Il ne fallut qu'une poignée de jours pour que s'en redessinent les principaux contours. A tout moment, alors qu'il barattait le beurre ou qu'ils fauchaient côte à côte - un pas, deux pas, le chuintement de leurs faux, un pas, deux pas, le chuintement de leurs faux - une image, une scène, une musique surgissaient dans sa mémoire, et il les lui décrivait du mieux qu'il pouvait, à elle qui ne pouvait se représenter une maison haute comme la cascade, une foule d'humains aussi nombreux que les fourmis sur le dôme de leur fourmilière, ou une musique faite d'autres sons que le chant de l'eau, le choc sourd de la hache sur une bûche et le tintement régulier des clochettes au cou des chèvres.
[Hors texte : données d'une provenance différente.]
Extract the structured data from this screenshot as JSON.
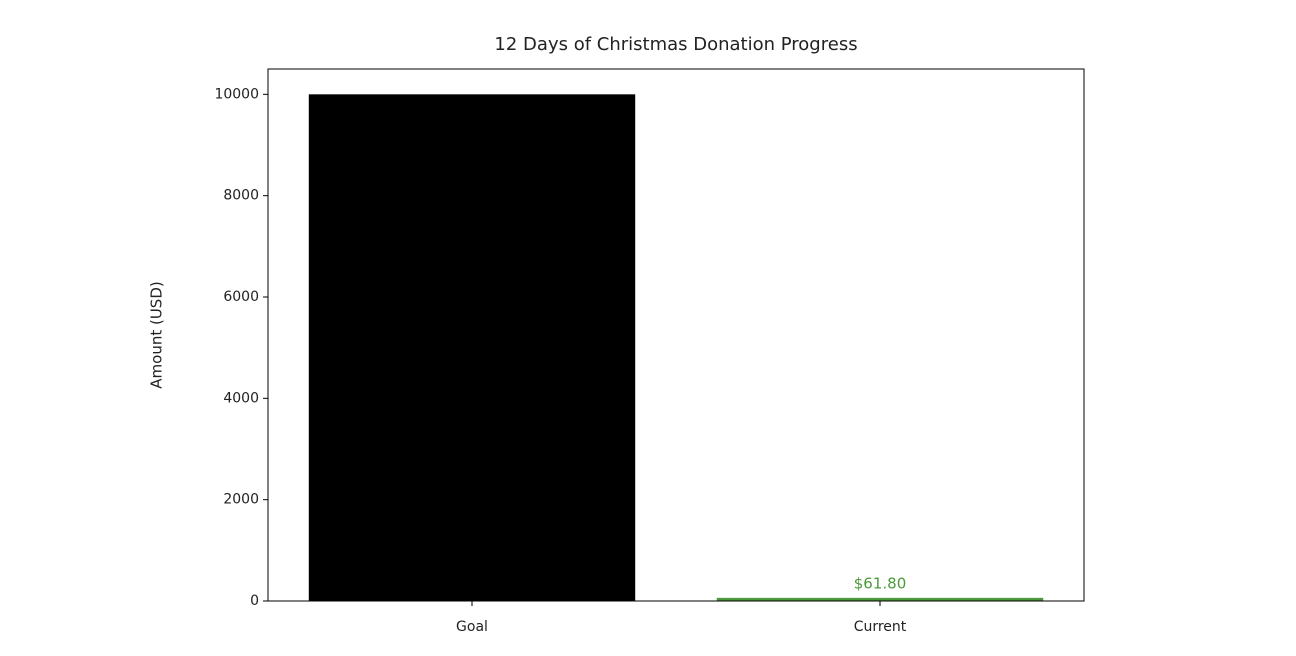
{
  "chart_data": {
    "type": "bar",
    "title": "12 Days of Christmas Donation Progress",
    "ylabel": "Amount (USD)",
    "categories": [
      "Goal",
      "Current"
    ],
    "values": [
      10000,
      61.8
    ],
    "value_labels": [
      null,
      "$61.80"
    ],
    "colors": [
      "#000000",
      "#4a9a3a"
    ],
    "ylim": [
      0,
      10500
    ],
    "yticks": [
      0,
      2000,
      4000,
      6000,
      8000,
      10000
    ]
  }
}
Cependant, en même temps que le décor se remettait peu à peu en place, il retrouvait aussi les détails du rôle qu'il y jouait. Son coeur aurait peut-être préféré l'ignorer; mais son sens du devoir lui commandait de redevenir le prince. Il devait rentrer au palais et prendre en main la destinée du royaume.

"Ma mie", dit-il un soir à la paysanne, alors qu'ils finissaient de souper, blottis près du fourneau dans la cuisine - car les nuits étaient fraîches désormais. "Demain je repartirai pour mon château: j'ai emprunté la mule de votre cousin. Dès que je serai installé, je vous ferai chercher, si vous acceptez de quitter pour moi vos montagnes."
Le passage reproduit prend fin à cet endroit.